Tuesday, April 10, 2007

odds and ends

I had a lovely Easter -- spent it with my boss's family -- my boss, his wife and son Rob and son's fiancee, my friend Stacy -- at the family home in Michigan. We enjoyed heated conversations on the present state of social affairs, an excellent lamb roast (I've never had lamb for Easter, but does anything make more sense?), and a good, relaxed time all around.

I've always been hard-pressed to choose a favorite between Christmas and Easter; I love them both, and the one that's in season is always my favorite. Christmas embraces the joys of everything sacred and secular, as perfectly noted in Sufjan Stevens' "Christmas Tube Socks" essay accompanying his "Songs for Christmas" album released last November. It's a hodgepodge, a mishmash, a fantastic revelry in the holy and the hilarious, and the lines are finely blurred.

Easter, on the other hand, is different.
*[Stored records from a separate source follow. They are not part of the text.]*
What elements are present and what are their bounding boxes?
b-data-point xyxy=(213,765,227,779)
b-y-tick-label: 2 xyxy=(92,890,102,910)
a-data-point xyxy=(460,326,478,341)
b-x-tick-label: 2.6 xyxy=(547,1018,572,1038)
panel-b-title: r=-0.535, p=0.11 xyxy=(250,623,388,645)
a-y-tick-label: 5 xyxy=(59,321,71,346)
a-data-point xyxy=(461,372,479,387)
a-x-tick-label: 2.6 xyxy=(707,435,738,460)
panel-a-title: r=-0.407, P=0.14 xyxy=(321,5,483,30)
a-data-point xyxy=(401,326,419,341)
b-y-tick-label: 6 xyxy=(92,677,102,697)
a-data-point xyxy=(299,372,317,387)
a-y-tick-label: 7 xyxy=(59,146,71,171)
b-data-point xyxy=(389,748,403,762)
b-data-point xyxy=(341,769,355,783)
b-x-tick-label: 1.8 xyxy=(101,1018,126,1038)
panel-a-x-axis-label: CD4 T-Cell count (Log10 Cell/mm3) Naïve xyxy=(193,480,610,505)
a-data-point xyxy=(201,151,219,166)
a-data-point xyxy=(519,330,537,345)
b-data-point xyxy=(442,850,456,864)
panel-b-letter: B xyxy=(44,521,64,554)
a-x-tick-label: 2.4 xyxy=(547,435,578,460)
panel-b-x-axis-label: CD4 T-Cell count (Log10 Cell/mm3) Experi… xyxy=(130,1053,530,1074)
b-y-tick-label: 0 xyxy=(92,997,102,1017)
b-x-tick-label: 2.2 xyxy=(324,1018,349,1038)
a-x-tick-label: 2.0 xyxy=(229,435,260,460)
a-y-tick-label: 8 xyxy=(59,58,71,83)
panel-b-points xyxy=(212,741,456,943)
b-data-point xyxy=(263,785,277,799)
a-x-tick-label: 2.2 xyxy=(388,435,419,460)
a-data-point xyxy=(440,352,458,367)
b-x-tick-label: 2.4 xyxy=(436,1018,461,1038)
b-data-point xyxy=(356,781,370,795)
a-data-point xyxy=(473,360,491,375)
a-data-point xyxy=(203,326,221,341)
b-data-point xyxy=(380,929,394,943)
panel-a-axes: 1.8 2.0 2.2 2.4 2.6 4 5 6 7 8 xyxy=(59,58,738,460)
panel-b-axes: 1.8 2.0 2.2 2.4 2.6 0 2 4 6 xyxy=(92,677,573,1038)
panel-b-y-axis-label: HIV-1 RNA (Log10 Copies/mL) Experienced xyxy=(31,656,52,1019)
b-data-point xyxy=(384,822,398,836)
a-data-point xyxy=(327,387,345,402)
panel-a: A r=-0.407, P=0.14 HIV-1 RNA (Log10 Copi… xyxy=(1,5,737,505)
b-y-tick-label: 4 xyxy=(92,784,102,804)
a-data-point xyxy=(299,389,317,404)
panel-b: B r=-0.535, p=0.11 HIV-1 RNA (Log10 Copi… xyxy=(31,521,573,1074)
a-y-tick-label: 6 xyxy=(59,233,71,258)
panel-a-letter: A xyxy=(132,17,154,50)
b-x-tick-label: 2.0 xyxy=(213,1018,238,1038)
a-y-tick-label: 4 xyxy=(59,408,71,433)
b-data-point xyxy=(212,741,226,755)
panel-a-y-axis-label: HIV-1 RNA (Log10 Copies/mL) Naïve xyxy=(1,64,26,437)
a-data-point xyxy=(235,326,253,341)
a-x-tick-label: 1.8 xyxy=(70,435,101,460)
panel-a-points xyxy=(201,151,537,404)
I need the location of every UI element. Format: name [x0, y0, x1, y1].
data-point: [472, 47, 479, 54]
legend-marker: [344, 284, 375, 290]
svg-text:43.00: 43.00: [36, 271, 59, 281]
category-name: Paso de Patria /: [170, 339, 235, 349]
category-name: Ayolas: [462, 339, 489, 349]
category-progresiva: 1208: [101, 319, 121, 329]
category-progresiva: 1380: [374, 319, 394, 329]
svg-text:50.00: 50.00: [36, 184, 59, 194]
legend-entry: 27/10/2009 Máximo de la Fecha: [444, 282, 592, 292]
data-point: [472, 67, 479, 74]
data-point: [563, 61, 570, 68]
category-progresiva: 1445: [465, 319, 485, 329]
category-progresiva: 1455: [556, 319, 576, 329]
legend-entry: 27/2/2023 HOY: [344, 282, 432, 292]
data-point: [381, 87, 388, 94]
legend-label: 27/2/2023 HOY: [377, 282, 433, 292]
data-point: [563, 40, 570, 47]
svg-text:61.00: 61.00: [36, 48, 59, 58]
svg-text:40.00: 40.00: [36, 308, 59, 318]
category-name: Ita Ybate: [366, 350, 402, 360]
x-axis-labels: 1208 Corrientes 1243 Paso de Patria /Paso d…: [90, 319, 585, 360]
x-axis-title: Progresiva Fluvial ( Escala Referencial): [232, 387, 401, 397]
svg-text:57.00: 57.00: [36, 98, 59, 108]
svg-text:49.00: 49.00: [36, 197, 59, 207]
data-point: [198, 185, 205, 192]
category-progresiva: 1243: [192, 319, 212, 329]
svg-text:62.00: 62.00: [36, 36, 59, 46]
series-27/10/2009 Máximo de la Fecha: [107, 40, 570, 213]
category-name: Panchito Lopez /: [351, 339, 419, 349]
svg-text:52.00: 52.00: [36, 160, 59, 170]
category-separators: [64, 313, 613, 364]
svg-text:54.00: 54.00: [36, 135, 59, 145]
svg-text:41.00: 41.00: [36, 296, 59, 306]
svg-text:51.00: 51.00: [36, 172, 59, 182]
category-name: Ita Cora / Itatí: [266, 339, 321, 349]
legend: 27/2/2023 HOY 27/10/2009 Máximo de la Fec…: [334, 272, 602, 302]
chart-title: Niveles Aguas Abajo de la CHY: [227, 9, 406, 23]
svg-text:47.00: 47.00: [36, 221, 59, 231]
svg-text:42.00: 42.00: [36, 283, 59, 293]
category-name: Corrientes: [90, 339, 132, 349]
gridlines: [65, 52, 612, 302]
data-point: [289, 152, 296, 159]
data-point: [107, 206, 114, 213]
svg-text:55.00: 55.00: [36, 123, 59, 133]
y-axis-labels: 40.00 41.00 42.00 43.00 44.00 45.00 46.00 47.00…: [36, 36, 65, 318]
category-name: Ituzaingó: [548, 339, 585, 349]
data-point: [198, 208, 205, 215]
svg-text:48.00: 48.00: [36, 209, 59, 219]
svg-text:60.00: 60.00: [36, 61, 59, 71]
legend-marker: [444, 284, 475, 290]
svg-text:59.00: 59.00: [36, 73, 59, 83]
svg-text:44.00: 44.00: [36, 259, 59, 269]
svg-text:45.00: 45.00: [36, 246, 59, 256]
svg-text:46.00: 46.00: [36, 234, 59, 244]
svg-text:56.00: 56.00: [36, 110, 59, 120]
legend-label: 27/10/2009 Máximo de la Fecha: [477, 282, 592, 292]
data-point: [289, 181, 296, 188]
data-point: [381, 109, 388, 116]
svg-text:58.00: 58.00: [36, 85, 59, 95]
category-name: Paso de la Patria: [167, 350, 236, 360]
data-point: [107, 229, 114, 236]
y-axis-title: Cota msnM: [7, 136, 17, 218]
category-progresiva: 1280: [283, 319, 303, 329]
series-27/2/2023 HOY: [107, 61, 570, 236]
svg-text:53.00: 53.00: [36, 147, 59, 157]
The juxtaposition between sacred and profane is clumsier, the rift between Christian and pagan wider, more easily identified (cf. Eddie Izzard's commentary in "Dress to Kill"). And Easter, preceded as it is by Lent, and followed by Pentecost, is surrounded by a starkness, an austerity, that throws its clearest meaning into sharp relief against the backdrop of bunnies, eggs, plastic grass and marshmallows. Christmas is entirely a celebration of a beautiful mystery: Incarnation. Easter comemmorates three days that encompassed the most terrible despair, and the most terrible joy, of earth's history. Seventy-two hours of gut-wrenching spiritual whiplash.

Bit dramatic if you don't go for the whole faith thing. But there it is, for those who do. Nietzsche got his moment on Good Friday, Saturday, and that very early Sunday: God is dead. Even we couldn't argue with that, if he'd said it then. The disciples didn't. (Well, whether or not they really KNEW Jesus was God, at that moment, is up for debate.) There was a stone in front of God's tomb. And then...there wasn't. Something incredible happened. In seventy-two hours everything turned around. Violently. Darkness fell over the earth in the middle of the day, the temple curtain was ripped in two, there were earthquakes and some of the holy dead came walking out of their tombs, alive, and Jesus was back. And nothing's been the same ever since.

I love Easter best because everything hinges on it. I love it because it's so simple, because thousands of years of orchestration, hundreds of prophecies, nine months of gestation, thirty-three years of life, and three years of ministry contracted to three days...contracted to that one moment, that one second, when the walls of Jesus' heart shuddered with blood and the walls of the tomb whispered with the echo of a breath. When the glory of God that left the temple in Isaiah chapter 6 looked through the newly opened eyes of the once-dead Christ (Destroy this temple, and I will raise it again in three days). And I love it because it foreshadows the fulfillment of his promise when he said, Because I live, you also shall live...

Anyway. Yay Easter!

So work is going well -- it's been kind of consuming my life. I have trouble with balance. My life inner ear tends to go all wonky and I fixate on one aspect and let the other ones go to pot. So right now my house is a disaster zone and I think they might be calling in the Health Inspectors about my dirty dishes, but the office is about to become a phoenix of order and cleanliness. I've been working massive overtime, battling the ongoing sinus problem & headaches, and struggling to pay my medical bills (damn you, medical bills!), but the light at the end of the tunnel is nearing, and this time I'm confident that it's really the light of the summer sun and not the headlight of an oncoming train.